In the process of attracting sales, businesses scout for leads, which are contacts that can possibly become buyers. The more aligned a lead is with your persona or target market, the more likely it’ll result in a sale. Leads are obtained through all sorts of channels, including subscribers to website content, attendees during events, and using social media profiles that match typical customer demographics.

However, not all leads are of the same quality. Although having a lot of leads is desirable in general, bad leads can end up wasting your resources and muddling your marketing, so it’s important to be able to distinguish which leads have the highest potential. These are the leads that you can pour more of your attention to — and get significant results.

Detecting a Good Lead.

The definition of a good lead is simple: the person with high potential to turn into a customer. However, detecting a good lead is another matter altogether.
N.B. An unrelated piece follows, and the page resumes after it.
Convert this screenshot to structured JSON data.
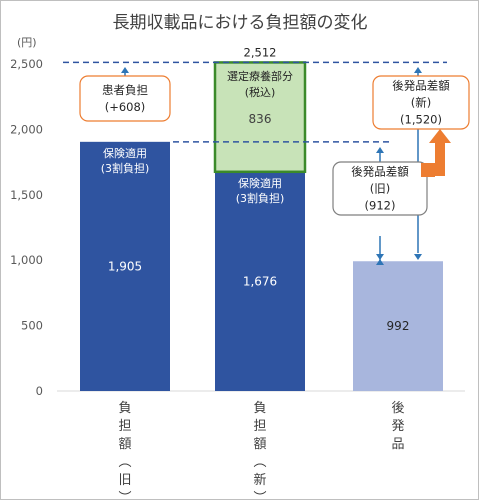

A basic way to weed out bad leads is to check if the data given by the lead is valid. For example, leads with sensitive information such as phone numbers, company names, a company domain business email address are a good sign, while leads that give invalid values or only blanks for these would become lower priority.   

Lead Scoring.

Checking for valid data can work as an initial filter, but a more thorough method would be lead scoring. You literally assign each lead a score based on a set of criteria that your team decides on, and the leads with the highest scores are the best. The criteria generally revolve around two basic questions: how similar is the lead to past customers, and how engaged is the person with your product or service?

To gauge similarity, you can list down characteristics of the customer persona or those that consistently appear among your customers. If your clients are individuals, these can involve age, gender, and location, or number of employees and industry for companies. On the other hand, you can track engagement by observing the lead’s activity pattern. How do they interact with your business? Instead of characteristics, think about actions that indicate interest, such as opening emails, responding to phone calls, nor booking product demos.

Once you’ve gathered factors for both of these, assign weights to them, with the assumption that the highest total score for a lead would be 100. You can even boost the accuracy of your system by adding negative factors. These signal that a lead is less likely to buy, indicating disinterest or dissimilarity—for example, never opening any email from your business. To get a lead’s score, look at the factors that it checks off and add up their weights. No need to worry too about trading off efficiency for precision—with marketing tools such as Hubspot and ScopeLeads, the process is already automated, even to the point that you’ll receive notifications for high-scoring leads.

When you determine the quality of each lead, you can systematize your efforts and tweak your campaigns to appeal to the best. This will bring in more sales for less effort, taking your business to new levels if consistently applied.